3. Realize that your financial situation will likely change. Don’t wait until you are in a desperate situation to do something about it. Be proactive in talking with a lawyer about how to protect yourself, and what you need to do to move forward. Do this BEFORE you decide to get a divorce.
4. If there is domestic violence, substance abuse, or any kind of physical or emotional abuse towards you or your children, take the children and get to a safe place immediately. Contact the authorities and get legal help right away.
5. Consider whether there is any hope, even an ounce that things can get better. Don’t decide to get a divorce until you have exhausted all other possibilities and there is no hope remaining. If there was infidelity or lying, ask yourself if there’s any chance of forgiveness and moving forward, or if you simply cannot stay in the marriage. Know what you will and will not tolerate.
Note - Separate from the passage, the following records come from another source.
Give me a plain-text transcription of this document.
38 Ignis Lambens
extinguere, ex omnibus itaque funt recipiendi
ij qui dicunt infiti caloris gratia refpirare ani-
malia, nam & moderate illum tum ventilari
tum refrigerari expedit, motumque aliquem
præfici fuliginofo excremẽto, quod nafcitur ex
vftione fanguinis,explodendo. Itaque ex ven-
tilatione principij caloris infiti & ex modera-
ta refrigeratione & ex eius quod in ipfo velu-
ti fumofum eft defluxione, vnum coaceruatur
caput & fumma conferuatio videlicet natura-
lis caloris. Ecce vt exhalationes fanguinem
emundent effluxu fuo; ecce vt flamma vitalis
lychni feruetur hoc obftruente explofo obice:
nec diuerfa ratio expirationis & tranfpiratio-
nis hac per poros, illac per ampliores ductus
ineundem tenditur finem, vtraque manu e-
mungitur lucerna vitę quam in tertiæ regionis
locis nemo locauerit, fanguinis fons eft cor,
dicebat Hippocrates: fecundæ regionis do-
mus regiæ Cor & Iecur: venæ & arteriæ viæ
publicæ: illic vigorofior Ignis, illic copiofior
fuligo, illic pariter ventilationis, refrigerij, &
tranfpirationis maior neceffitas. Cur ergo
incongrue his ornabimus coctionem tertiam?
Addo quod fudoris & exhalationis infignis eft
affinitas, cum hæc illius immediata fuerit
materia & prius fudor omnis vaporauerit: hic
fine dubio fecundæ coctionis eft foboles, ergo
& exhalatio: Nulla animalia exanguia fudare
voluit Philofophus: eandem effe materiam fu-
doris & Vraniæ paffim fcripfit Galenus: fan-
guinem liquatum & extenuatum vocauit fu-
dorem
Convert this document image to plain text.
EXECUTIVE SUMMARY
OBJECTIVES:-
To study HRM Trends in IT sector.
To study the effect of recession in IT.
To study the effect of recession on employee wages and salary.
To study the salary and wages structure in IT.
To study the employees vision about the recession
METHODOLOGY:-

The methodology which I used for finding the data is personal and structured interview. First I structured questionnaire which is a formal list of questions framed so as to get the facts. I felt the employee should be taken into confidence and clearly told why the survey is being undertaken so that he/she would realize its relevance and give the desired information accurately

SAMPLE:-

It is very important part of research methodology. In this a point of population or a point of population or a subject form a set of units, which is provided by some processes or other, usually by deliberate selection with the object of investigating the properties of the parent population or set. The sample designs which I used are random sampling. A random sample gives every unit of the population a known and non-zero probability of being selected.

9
6. Realize that divorce will not solve all of your problems. If you are depressed, you will likely still be depressed after a divorce. If you are angry, you will likely get angrier. Why? Because you will still have to deal with this very person that you are having difficulty communicating and getting along with. Everything you hate about him will be exacerbated during the divorce.
7. Consider the effects of divorce on children. Even in the best cases, where parents get along and work together to co-parent, there is still an impact. Children’s lives are forever changed, shuttling back and forth between two households, doubting the institution of marriage itself, and often feeling confused and guilty about forming alliances with each parent. If you have children, you will likely be sharing custody and will be required to frequently communicate and collaborate with the other person, the one you have chosen to divorce so you don’t have to deal with anymore.
If you are thinking about getting a divorce, realize that sometimes it really is the best or the only option. Know that you are not alone, that while it may be tough, life will go on, and with a bit of effort from both parents, the kids will be okay. Be informed and get support deciding, “should I get a divorce?”